Session 1034: Artistic Languages of Reform in Italy

Wednesday 8 July 2015, 09.00-10.30

Sponsor:National Endowment for the Humanities / American Academy, Rome
Organiser:Maureen C. Miller, Department of History, University of California, Berkeley
Moderator/Chair:Lila Yawn, Department of Art History & Studio Art, John Cabot University, Roma / American Academy, Rome
Paper 1034-aThe Gregorian Reform and the Visual Arts: Still a Problem of Method?
(Language: English)
Cristiana Filippini, Rome Study Center, University of California / Trinity College, Rome
Index terms: Art History - Painting, Historiography - Modern Scholarship
Paper 1034-bThe Bearer of the Keys: Expressions of Authority in Romanesque Lombard Sculpture
(Language: English)
Gillian B. Elliott, Corcoran School of the Arts & Design, George Washington University, Washington, DC
Index terms: Architecture - Religious, Art History - Sculpture
Paper 1034-cRenaissance and Reform?: Raphael and Gregory the Great in the Private Library of Julius II
(Language: English)
Kim Butler Wingfield, Department of Art, American University, Washington, DC
Index terms: Art History - Painting, Theology
Abstract

Just as medieval reformers sought to critique, inspire, and transform through the written and spoken word, so they mobilized artistic media as well as iconography to express their message.

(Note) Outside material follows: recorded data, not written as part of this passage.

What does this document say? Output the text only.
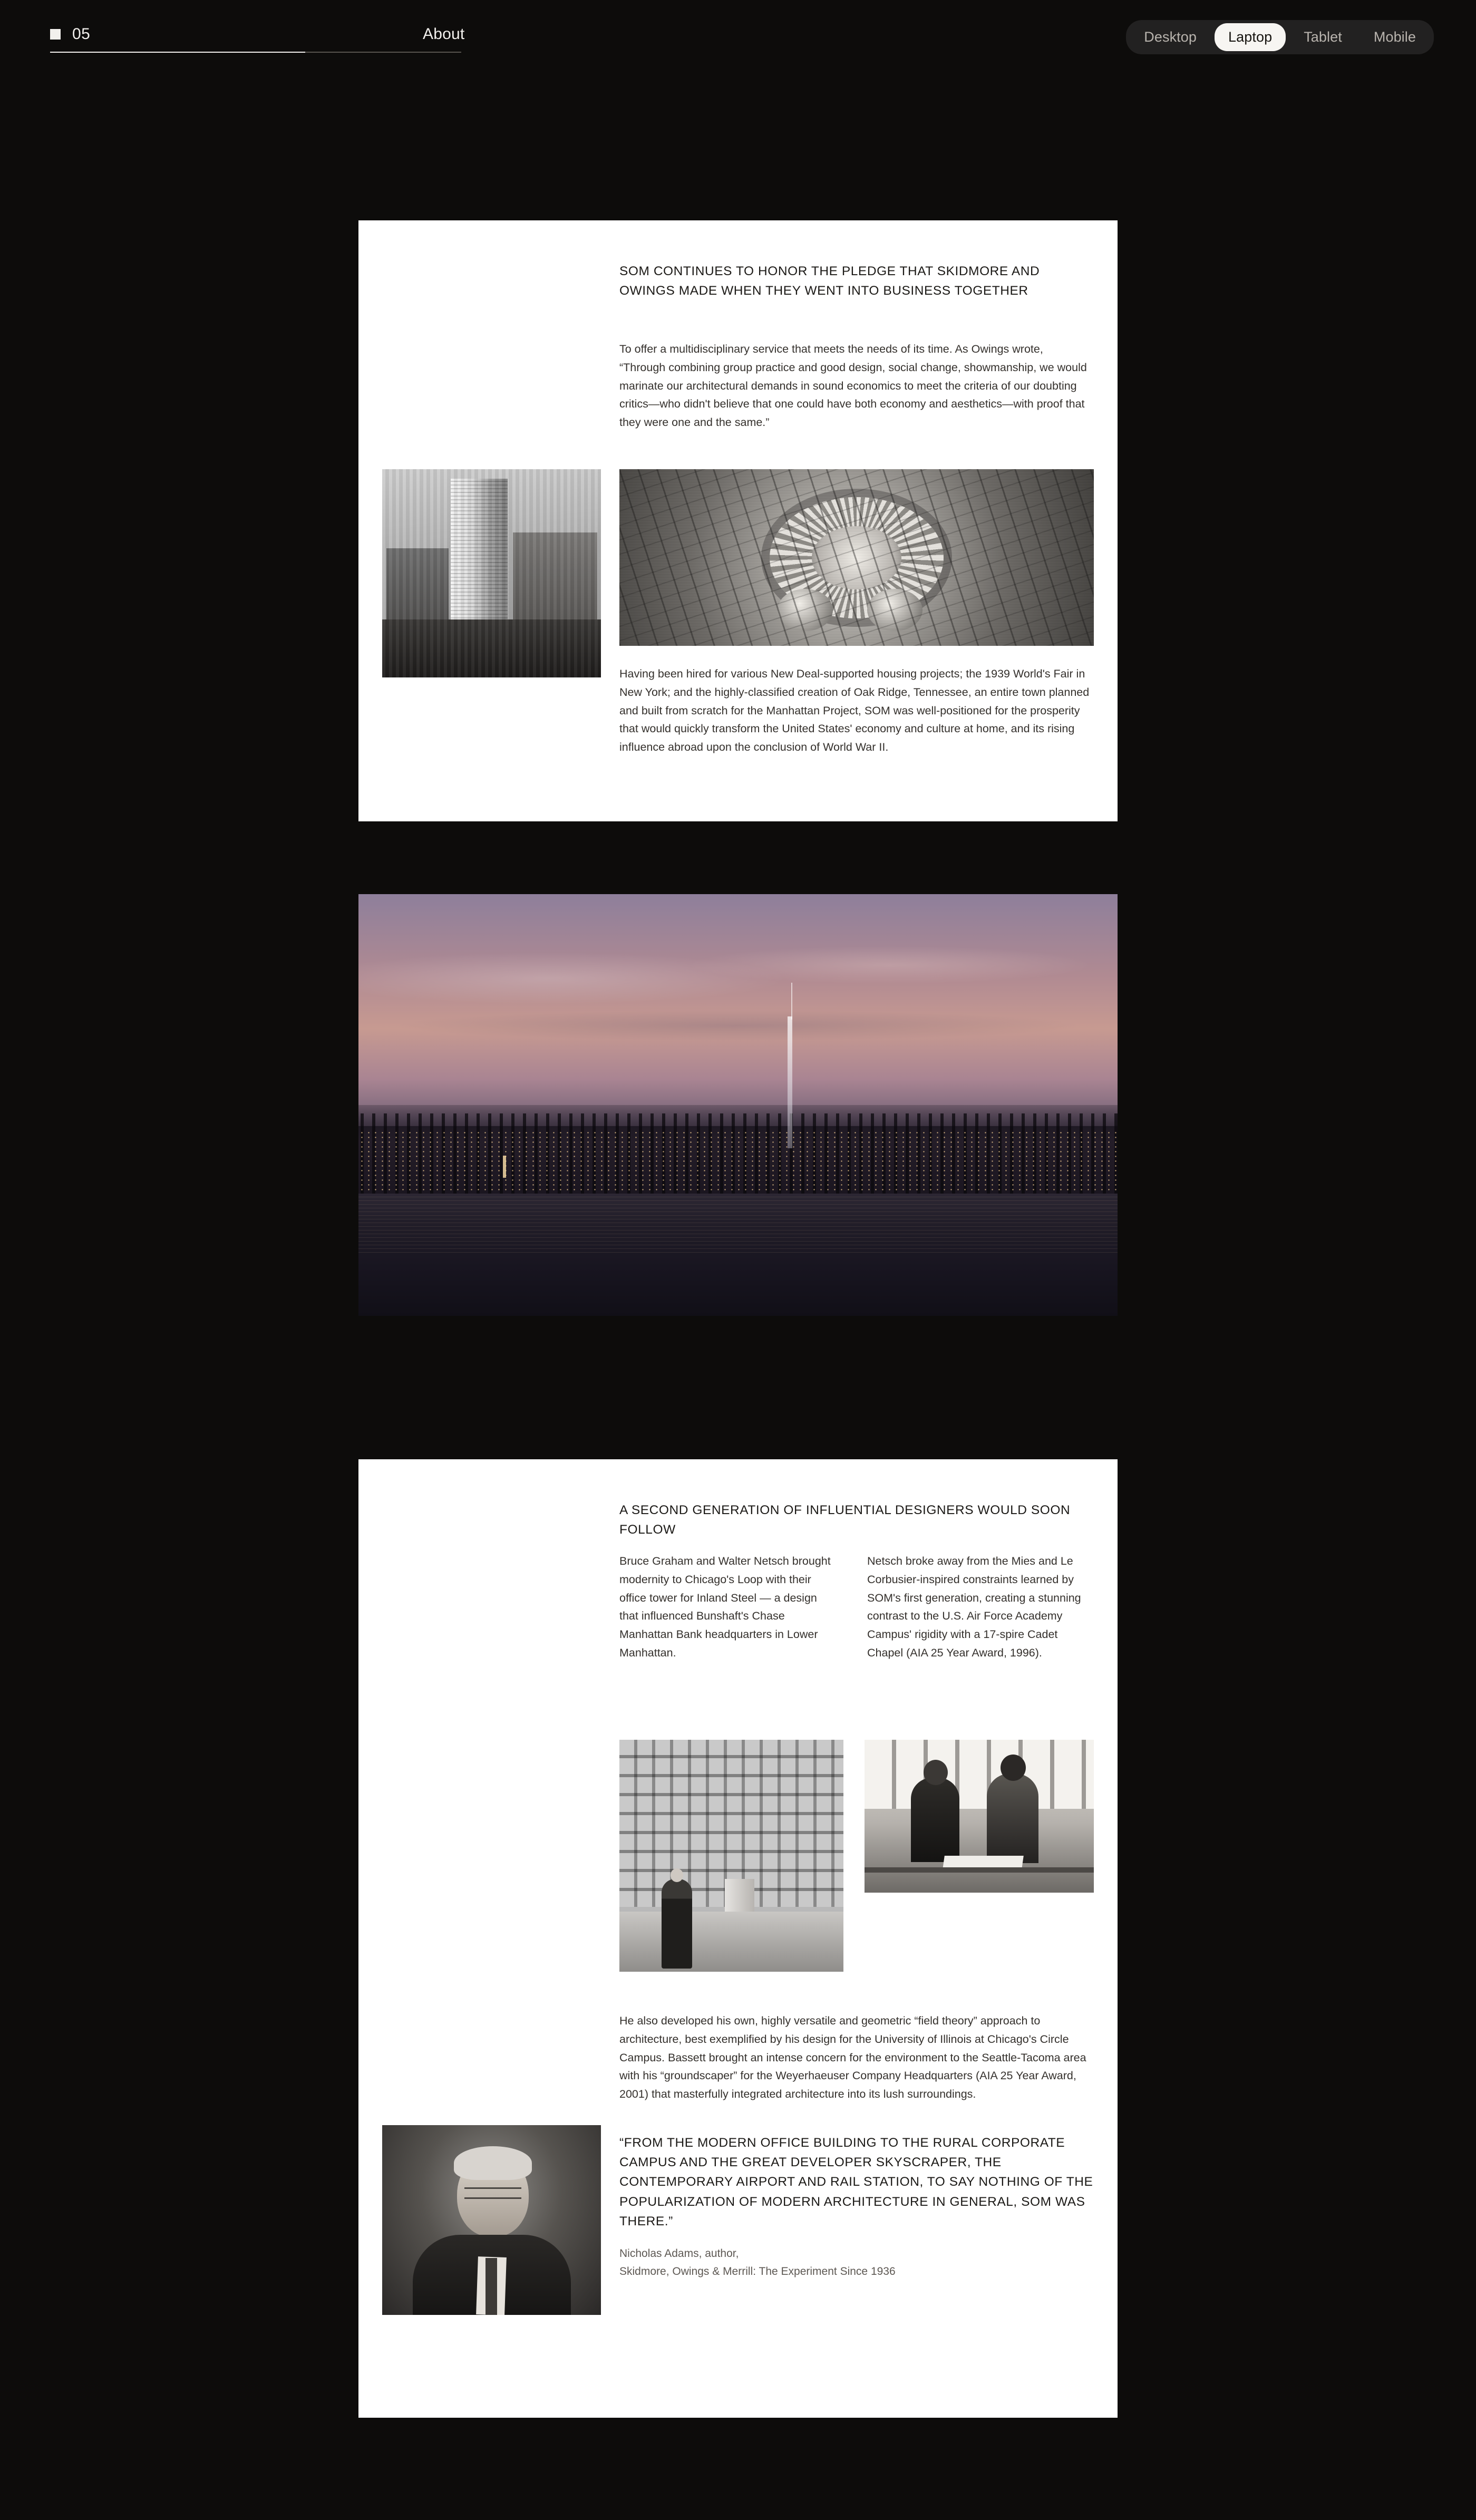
05	About	Desktop	Laptop	Tablet	Mobile
SOM CONTINUES TO HONOR THE PLEDGE THAT SKIDMORE AND OWINGS MADE WHEN THEY WENT INTO BUSINESS TOGETHER
To offer a multidisciplinary service that meets the needs of its time. As Owings wrote, “Through combining group practice and good design, social change, showmanship, we would marinate our architectural demands in sound economics to meet the criteria of our doubting critics—who didn't believe that one could have both economy and aesthetics—with proof that they were one and the same.”
Having been hired for various New Deal-supported housing projects; the 1939 World's Fair in New York; and the highly-classified creation of Oak Ridge, Tennessee, an entire town planned and built from scratch for the Manhattan Project, SOM was well-positioned for the prosperity that would quickly transform the United States' economy and culture at home, and its rising influence abroad upon the conclusion of World War II.
A SECOND GENERATION OF INFLUENTIAL DESIGNERS WOULD SOON FOLLOW
Bruce Graham and Walter Netsch brought modernity to Chicago's Loop with their office tower for Inland Steel — a design that influenced Bunshaft's Chase Manhattan Bank headquarters in Lower Manhattan.
Netsch broke away from the Mies and Le Corbusier-inspired constraints learned by SOM's first generation, creating a stunning contrast to the U.S. Air Force Academy Campus' rigidity with a 17-spire Cadet Chapel (AIA 25 Year Award, 1996).
He also developed his own, highly versatile and geometric “field theory” approach to architecture, best exemplified by his design for the University of Illinois at Chicago's Circle Campus. Bassett brought an intense concern for the environment to the Seattle-Tacoma area with his “groundscaper” for the Weyerhaeuser Company Headquarters (AIA 25 Year Award, 2001) that masterfully integrated architecture into its lush surroundings.
“FROM THE MODERN OFFICE BUILDING TO THE RURAL CORPORATE CAMPUS AND THE GREAT DEVELOPER SKYSCRAPER, THE CONTEMPORARY AIRPORT AND RAIL STATION, TO SAY NOTHING OF THE POPULARIZATION OF MODERN ARCHITECTURE IN GENERAL, SOM WAS THERE.”
Nicholas Adams, author,
Skidmore, Owings & Merrill: The Experiment Since 1936
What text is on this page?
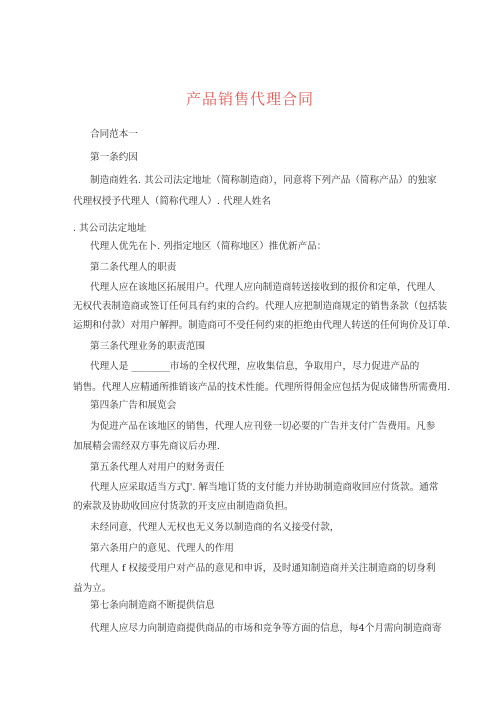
产品销售代理合同
合同范本一
第一条约因
制造商姓名. 其公司法定地址（简称制造商），同意将下列产品（简称产品）的独家
代理权授予代理人（简称代理人）. 代理人姓名
. 其公司法定地址
代理人优先在卜. 列指定地区（简称地区）推优新产品：
第二条代理人的职责
代理人应在该地区拓展用户。代理人应向制造商转送接收到的报价和定单，代理人
无权代表制造商或签订任何具有约束的合约。代理人应把制造商规定的销售条款（包括装
运期和付款）对用户解押。制造商可不受任何约束的拒绝由代理人转送的任何询价及订单.
第三条代理业务的职责范围
代理人是 ________市场的全权代理，应收集信息，争取用户，尽力促进产品的
销售。代理人应精通所推销该产品的技术性能。代理所得佣金应包括为促成储售所需费用.
第四条广告和展览会
为促进产品在该地区的销售，代理人应刊登一切必要的广告并支付广告费用。凡参
加展精会需经双方事先商议后办理.
第五条代理人对用户的财务责任
代理人应采取适当方式J'. 解当地订货的支付能力并协助制造商收回应付货款。通常
的索款及协助收回应付货款的开支应由制造商负担。
未经同意，代理人无权也无义务以制造商的名义接受付款，
第六条用户的意见、代理人的作用
代理人 f 权接受用户对产品的意见和申诉，及时通知制造商并关注制造商的切身利
益为立。
第七条向制造商不断提供信息
代理人应尽力向制造商提供商品的市场和竞争等方面的信息，每4个月需向制造商寄
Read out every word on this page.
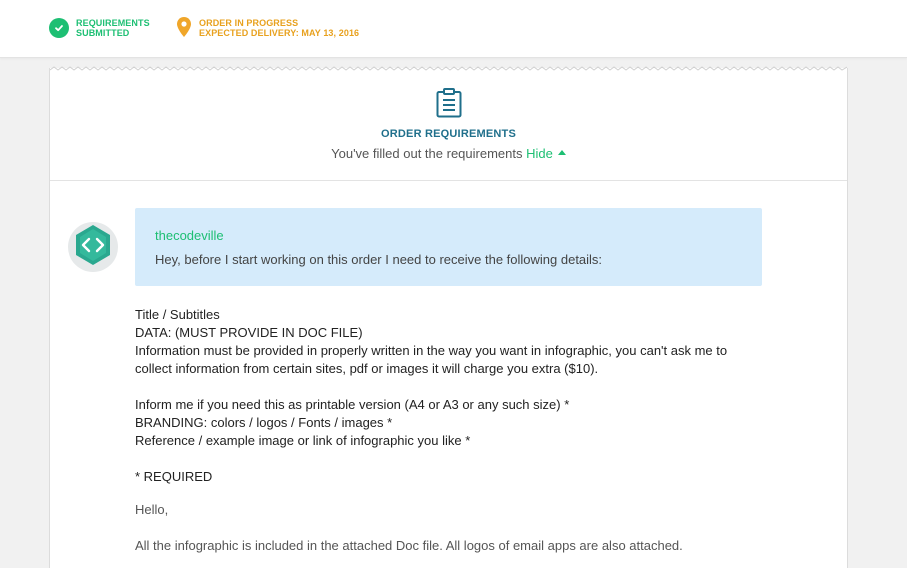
REQUIREMENTS
SUBMITTED
ORDER IN PROGRESS
EXPECTED DELIVERY: MAY 13, 2016
ORDER REQUIREMENTS
You've filled out the requirements Hide
thecodeville
Hey, before I start working on this order I need to receive the following details:
Title / Subtitles
DATA: (MUST PROVIDE IN DOC FILE)
Information must be provided in properly written in the way you want in infographic, you can't ask me to collect information from certain sites, pdf or images it will charge you extra ($10).
Inform me if you need this as printable version (A4 or A3 or any such size) *
BRANDING: colors / logos / Fonts / images *
Reference / example image or link of infographic you like *
* REQUIRED
Hello,
All the infographic is included in the attached Doc file. All logos of email apps are also attached.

Yet, the relationship between art and intellectual and institutional developments is rarely simple and programmatic. After an initial contribution that evaluates methodologically scholarship linking artistic production and reform during the late 11th and 12th centuries, the remaining papers explore in depth two examples of the complex nexus of artistic expression, reform, and power as it manifested itself in the ecclesiastical sculpture of northern Italian churches and in the fresco programs of the Vatican.